Il nome “Ruzzante” era peraltro diffuso (e lo è anche oggi) in un’area geografica che il Beolco frequentava: a Pernumia e dintorni. Quello di Ruzzante era il ruolo che Beolco stesso interpretava nella messa in scena delle sue commedie. Unica eccezione costituisce il Secondo Parlamento de Ruzzante – Bilora in cui interpretò il ruolo dello zio Pitaro.
Fu un grande sperimentatore, mettendo a frutto proprio l’esperienza diretta di attore e regista. La sua frequentazione di diversi generi non fu mai arbitraria. Trovando un argomento, sceglieva, tra le strutture della tradizione, quella che riteneva più idonea a rappresentarlo, ed entrando in essa, la modificava dall’interno. Riuscì così a rinnovare il mariano, l’egloga, la commedia pastorale ecc. Insaziabile curioso, non mancò di polemizzare con i più illustri contemporanei, in particolare col Bembo, ampiamente schernito proprio nella Betia.
Gli studiosi hanno individuato, proprio intorno al 1530, un certo cambio di atteggiamento nel Beolco: il mondo dei poveri, degli sfruttati, dei contadini, è presentato con l’amarezza di chi conosce la vita squallida e segnata dalle ingiustizie delle classi subalterne. Gli atti unici, sempre in dialetto, del 1528- 1529, “Dialoghi rustici, Dialogo secondo (o Bilora) e Parlamento de Ruzante che iera vegnù de campo (“Ragionamento di Ruzante, reduce dal campo di battaglia”), sono opere in cui Ruzante affronta la questione città – campagna, contrapponendo al vizio e alla corruzione della prima la naturale forza vitale della seconda, e la secolare sottomissione e condanna alla povertà dei ceti contadini.
Le alterne fortune critiche di Ruzzante si legano a due fattori. Il primo è costituito dalla difficoltà linguistica. Infatti il PAVANO del suo parlato è di fatto scomparso da più di due secoli e risulta, a tratti, inintelligibile anche ai suoi conterranei. Le riduzioni in italiano perdono lo slancio linguistico, il senso più profondo del gioco legato ai richiami più attinenti alla struttura semiotica.
Il secondo fattore ha profonde radici storiche. Il definitivo avvento della borghesia ingenerò quella che è la malattia ineliminabile della cultura veneta, e anche italiana: il disimpegno. Tre anni dopo la morte di Beolco fu stipulato il primo contratto della COMMEDIA. Si trattava di un patto tra attori, e la Commedia dell’Arte fu essenzialmente questo: un accordo tra professionisti in ottica del divertimento puro. Affermatasi a discapito delle classi subalterne, la borghesia non amava l’inquietante verismo ruzzantiano; i contadini, dopo quella fugace apparizione alla ribalta della scena, dovevano cadere nell’oblio. Per questo, dal Seicento in poi, l’opera del Beolco finisce nel dimenticatoio, per riaffacciarsi solo agli inizi del XX secolo agli onori della scena. Le sue opere sono tornate ad essere rappresentate nella Loggia Cornaro, scena rinascimentale per eccellenza.
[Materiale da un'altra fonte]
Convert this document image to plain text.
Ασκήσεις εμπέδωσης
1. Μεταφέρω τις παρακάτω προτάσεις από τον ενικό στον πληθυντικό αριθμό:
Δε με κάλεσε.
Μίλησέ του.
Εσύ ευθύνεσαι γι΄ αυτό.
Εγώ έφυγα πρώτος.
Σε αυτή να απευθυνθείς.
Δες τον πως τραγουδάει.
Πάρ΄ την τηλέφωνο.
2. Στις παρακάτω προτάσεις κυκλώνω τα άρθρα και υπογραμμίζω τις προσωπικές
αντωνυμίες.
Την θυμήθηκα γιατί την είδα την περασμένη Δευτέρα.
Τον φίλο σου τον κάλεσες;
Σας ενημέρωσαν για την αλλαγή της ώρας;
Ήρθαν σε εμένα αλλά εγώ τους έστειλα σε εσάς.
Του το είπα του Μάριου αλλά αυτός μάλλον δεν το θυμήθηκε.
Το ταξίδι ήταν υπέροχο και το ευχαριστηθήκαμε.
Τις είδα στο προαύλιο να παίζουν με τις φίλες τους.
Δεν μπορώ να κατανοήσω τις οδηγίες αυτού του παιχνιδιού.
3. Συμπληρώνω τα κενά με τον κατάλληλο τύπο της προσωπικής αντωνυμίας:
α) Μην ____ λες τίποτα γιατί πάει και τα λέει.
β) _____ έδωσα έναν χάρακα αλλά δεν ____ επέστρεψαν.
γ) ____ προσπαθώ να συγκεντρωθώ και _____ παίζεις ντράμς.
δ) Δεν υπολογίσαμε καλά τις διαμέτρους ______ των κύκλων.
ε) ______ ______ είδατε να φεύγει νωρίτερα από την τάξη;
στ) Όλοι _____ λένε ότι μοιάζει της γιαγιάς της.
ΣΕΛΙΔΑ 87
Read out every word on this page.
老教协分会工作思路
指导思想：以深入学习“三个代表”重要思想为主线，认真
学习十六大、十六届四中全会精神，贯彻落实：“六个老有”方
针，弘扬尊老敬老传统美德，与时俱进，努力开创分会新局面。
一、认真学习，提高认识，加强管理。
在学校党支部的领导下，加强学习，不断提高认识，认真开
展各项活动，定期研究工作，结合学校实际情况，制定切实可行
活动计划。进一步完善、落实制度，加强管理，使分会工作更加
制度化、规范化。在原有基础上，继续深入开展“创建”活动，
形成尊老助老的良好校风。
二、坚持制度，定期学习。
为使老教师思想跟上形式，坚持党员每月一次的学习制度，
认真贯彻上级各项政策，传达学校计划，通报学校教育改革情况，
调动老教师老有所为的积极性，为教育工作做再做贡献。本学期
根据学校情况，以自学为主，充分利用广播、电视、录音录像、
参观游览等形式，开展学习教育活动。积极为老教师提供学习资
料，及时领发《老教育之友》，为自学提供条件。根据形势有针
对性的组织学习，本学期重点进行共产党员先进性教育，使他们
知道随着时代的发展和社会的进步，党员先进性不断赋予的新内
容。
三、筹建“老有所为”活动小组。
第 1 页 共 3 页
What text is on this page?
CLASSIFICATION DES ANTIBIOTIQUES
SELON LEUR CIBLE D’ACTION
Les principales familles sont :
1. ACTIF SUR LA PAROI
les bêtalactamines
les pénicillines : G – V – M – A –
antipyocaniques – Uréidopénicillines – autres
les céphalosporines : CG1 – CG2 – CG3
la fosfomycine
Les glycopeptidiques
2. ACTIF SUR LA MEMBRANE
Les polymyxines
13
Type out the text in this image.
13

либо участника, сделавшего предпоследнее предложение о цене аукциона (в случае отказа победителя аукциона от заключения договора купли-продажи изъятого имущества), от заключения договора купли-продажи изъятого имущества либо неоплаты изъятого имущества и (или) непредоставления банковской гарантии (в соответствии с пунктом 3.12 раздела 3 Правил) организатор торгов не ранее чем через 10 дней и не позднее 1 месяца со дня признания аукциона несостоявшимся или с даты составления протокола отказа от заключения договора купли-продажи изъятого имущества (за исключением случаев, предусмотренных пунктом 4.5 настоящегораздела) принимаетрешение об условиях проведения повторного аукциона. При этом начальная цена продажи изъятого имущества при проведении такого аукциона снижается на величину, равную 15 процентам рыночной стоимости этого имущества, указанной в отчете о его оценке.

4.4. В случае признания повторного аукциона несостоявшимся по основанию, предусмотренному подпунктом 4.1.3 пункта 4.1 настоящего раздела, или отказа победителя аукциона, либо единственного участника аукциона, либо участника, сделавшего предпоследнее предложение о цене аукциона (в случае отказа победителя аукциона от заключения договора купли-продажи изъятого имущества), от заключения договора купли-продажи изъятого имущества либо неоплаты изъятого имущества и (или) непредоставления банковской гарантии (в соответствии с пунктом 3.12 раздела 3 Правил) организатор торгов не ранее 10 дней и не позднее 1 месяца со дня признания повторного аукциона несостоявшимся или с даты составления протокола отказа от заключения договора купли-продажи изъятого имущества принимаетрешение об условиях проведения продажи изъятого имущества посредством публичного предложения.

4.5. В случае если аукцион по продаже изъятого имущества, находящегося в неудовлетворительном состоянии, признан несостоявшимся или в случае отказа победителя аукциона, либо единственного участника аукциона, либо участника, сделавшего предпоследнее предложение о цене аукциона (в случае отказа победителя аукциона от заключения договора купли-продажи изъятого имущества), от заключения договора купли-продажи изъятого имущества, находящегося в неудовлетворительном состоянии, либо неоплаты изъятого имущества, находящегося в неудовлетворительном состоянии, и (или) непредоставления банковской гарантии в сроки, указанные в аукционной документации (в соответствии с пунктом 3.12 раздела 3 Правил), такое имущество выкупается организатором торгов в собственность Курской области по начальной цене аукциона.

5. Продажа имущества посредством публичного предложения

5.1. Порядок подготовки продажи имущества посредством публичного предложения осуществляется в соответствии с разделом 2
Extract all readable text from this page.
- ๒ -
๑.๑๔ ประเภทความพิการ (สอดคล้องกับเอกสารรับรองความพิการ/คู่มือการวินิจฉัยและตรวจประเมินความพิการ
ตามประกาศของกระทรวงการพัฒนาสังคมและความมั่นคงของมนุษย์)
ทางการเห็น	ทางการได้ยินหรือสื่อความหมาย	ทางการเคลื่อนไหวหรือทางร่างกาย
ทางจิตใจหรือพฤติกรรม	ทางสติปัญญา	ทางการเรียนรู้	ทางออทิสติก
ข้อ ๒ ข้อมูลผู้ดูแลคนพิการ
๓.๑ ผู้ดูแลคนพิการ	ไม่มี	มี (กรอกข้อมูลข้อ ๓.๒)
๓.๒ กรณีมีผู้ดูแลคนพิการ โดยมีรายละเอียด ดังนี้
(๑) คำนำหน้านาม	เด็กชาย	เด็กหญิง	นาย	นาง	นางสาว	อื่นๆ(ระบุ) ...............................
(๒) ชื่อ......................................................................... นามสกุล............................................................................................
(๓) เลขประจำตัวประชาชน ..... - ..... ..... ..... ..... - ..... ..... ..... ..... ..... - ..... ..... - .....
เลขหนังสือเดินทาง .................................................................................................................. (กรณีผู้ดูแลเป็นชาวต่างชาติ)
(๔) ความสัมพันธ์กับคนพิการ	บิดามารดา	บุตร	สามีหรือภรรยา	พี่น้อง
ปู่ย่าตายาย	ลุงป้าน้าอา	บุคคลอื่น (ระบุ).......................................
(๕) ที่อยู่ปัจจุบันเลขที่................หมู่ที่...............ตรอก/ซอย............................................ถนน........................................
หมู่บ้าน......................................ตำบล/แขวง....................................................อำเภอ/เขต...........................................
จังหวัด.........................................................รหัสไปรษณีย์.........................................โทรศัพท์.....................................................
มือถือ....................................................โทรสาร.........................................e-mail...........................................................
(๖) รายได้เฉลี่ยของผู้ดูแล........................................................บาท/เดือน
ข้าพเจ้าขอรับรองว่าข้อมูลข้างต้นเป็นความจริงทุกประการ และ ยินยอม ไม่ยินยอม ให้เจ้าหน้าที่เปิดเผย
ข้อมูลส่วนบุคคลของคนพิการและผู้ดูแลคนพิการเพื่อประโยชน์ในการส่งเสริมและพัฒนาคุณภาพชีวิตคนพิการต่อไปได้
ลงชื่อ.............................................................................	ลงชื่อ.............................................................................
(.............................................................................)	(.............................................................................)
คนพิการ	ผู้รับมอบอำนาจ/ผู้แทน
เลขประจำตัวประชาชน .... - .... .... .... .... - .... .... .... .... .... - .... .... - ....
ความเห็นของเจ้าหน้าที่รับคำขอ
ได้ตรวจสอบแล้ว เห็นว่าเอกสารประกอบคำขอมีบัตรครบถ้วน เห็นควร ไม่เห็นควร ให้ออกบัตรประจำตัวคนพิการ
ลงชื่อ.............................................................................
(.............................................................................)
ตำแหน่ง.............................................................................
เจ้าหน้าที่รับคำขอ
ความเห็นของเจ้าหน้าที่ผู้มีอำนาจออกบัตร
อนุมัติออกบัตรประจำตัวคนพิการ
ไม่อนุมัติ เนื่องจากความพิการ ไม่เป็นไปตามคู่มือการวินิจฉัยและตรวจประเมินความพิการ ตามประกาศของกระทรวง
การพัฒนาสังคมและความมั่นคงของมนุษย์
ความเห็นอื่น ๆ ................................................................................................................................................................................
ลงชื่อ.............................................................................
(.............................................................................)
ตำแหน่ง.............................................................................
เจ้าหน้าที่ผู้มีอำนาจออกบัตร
Il giullare italiano Dario Fo, durante il discorso pubblico nel momento in cui veniva insignito del Premio Nobel per la Letteratura, così definiva Ruzzante:
« Uno straordinario teatrante della mia terra, poco conosciuto… anche in Italia. Ma che è senz’altro il più grande autore di teatro che l’Europa abbia avuto nel Rinascimento prima ancora dell’avvento di Shakespeare. Sto parlando di Ruzzante Beolco, il mio più grande maestro insieme a Molière: entrambi attori-autori, entrambi sbeffeggiati dai sommi letterati del loro tempo. Disprezzati soprattutto perché portavano in scena il quotidiano, la gioia e la disperazione della gente comune, l’ipocrisia e la spocchia dei potenti, la costante ingiustizia[1] » |
A Padova gli è stato dedicato un teatro e poco distante un tratto della riviera (dalla questura a via Rudena).
In numerose città, tra cui Milano, gli è stata dedicata una via.